Armstrong and Miller’s original piece, “An Unbelievable Story of Rape,” tells the riveting true crime story of a teenager charged with lying about having been raped—and the detectives who followed a winding path to arrive at the truth. The ensuing book, Unbelievable, is a twisted tale of doubt, lies, and a hunt for justice, unveiling the disturbing reality of how sexual assault is investigated today and the long history of skepticism toward rape victims. Based on investigative file and extensive interviews with the principals, Unbelievable has been called “a devastating but necessary read, composed by masters of investigative journalism,” (Bryan Stevenson, author of Just Mercy) and “a revelation—taut, nuanced, and expertly reported” (New York Post).
Watch the Trailer for Unbelievable
About Ken Armstrong
Ken Armstrong is an investigative reporter and narrative writer whose work has appeared in such places as The New Yorker, The Washington Post, The Paris Review, and This American Life. He currently works for ProPublica as a senior reporter. Armstrong is the recipient of four Pulitzer Prizes for stories on painkillers, a landslide, and the shooting deaths of four police officers in addition to the subjects of Unbelievable. Before ProPublica, he reported for The Seattle Times and The Chicago Tribune, where his investigations into capital cases prompted the governor to halt executions. Armstrong’s first book, Scoreboard, Baby (co-authored with Nick Perry), won the Edgar Allen Poe Award for non-fiction. He has also received a Peabody Award and the John Chancellor Lifetime Achievement Award from Columbia University. Other honors include: six-time winner of the Investigative Reporters and Editors award; Selden Ring; Worth Bingham; four George Polk awards; two ASNE Distinguished Writing Awards; and the Michael Kelly Award for the fearless pursuit and expression of truth. Armstrong was also a Nieman Fellow at Harvard and the McGraw Professor of Writing at Princeton.

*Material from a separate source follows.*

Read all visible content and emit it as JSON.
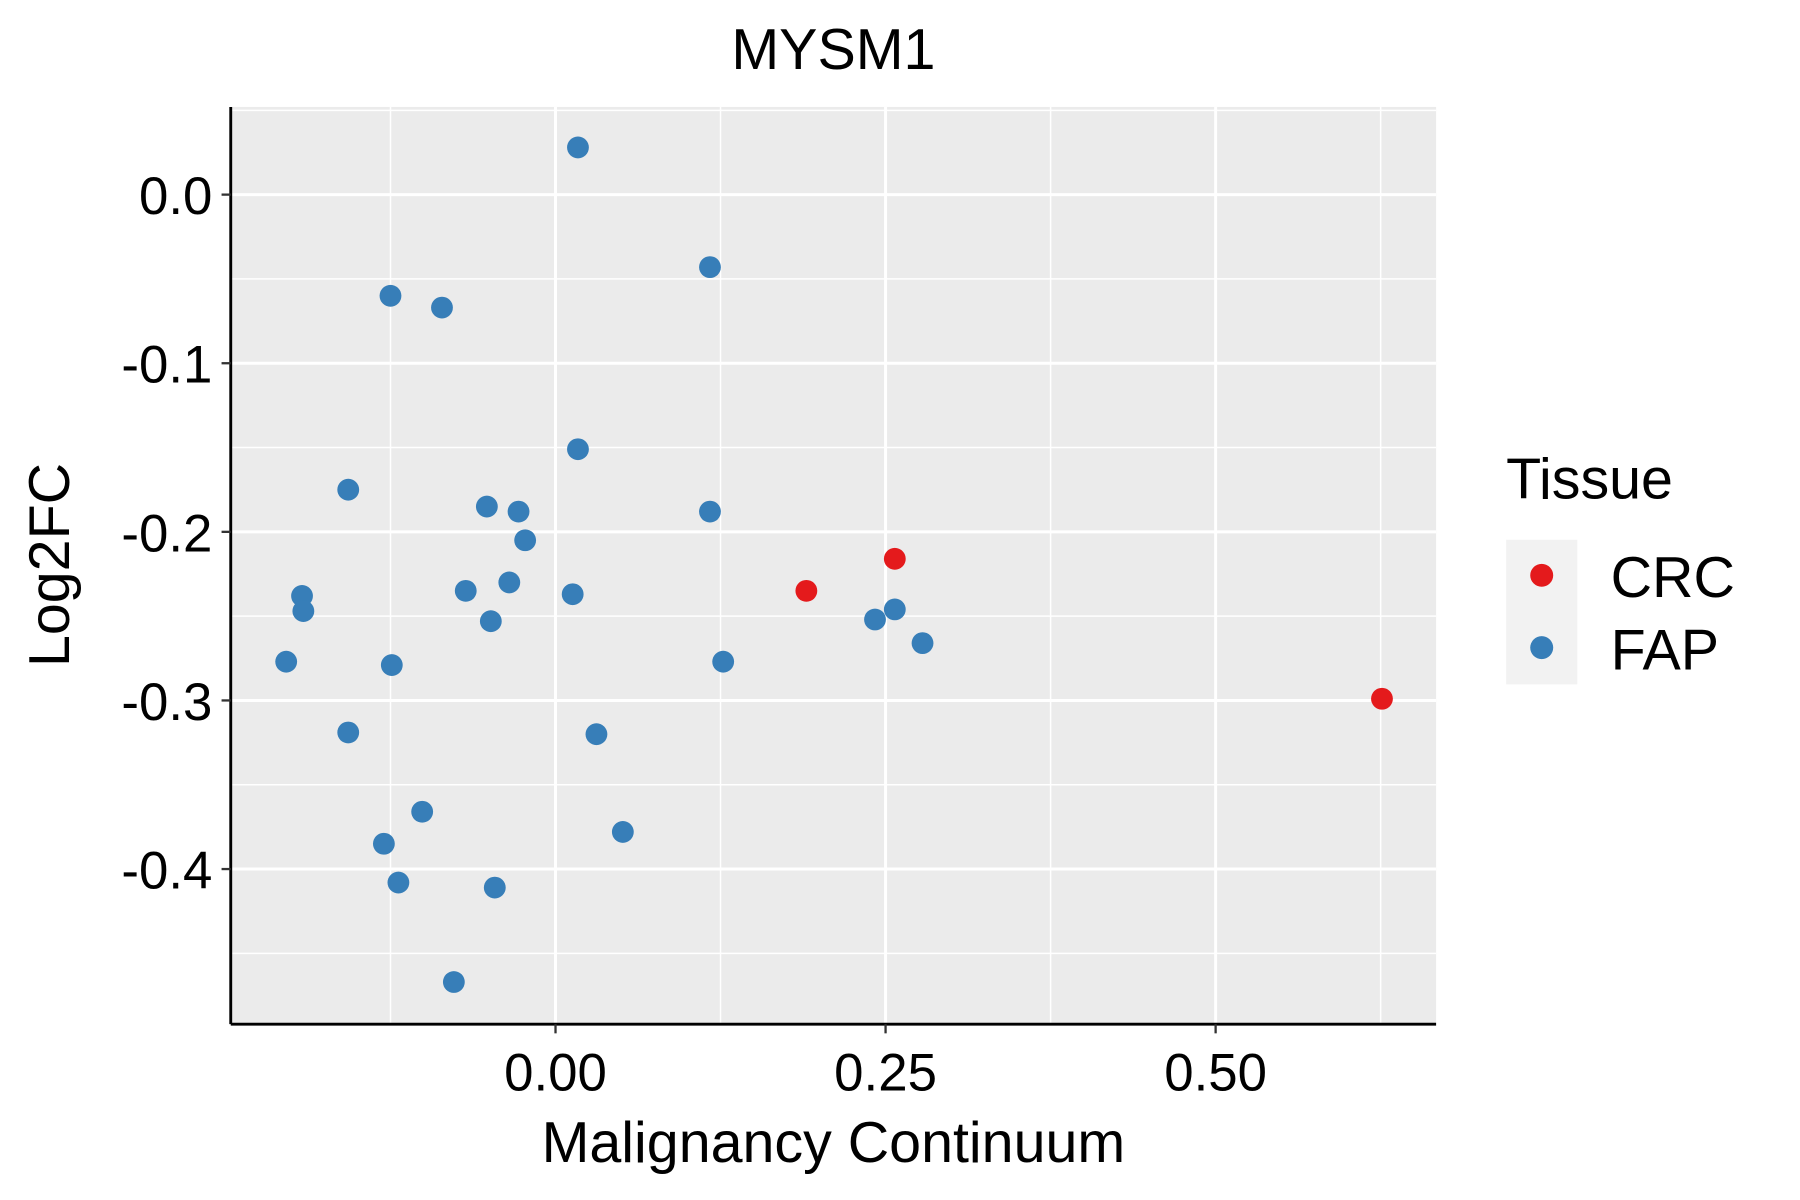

Unbelievable: The Story of Two Detectives’ Relentless Search for the Truth
What we can learn from the true story of Marie—a young woman who was accused by police of lying about being raped, only to have evidence surface, years later, proving that she had been telling the truth all along.
Scoreboard, Baby: A Story of College Football, Crime, and Complicity
How a team won a championship, and a community lost its way. This cautionary tale reveals all the ways that the blind embrace of a college football team compromised judges, prosecutors, police, a proud university, and the media.
The Trials of Dick Cunningham: A Death Row Lawyer’s Search for Mercy and Redemption
The story of a remarkable capital appeals attorney who saved lives only to lose his own. This is a story about struggle, redemption, life, and the law, showing how a lawyer—a flawed, stubborn, principled lawyer—made an extraordinary difference.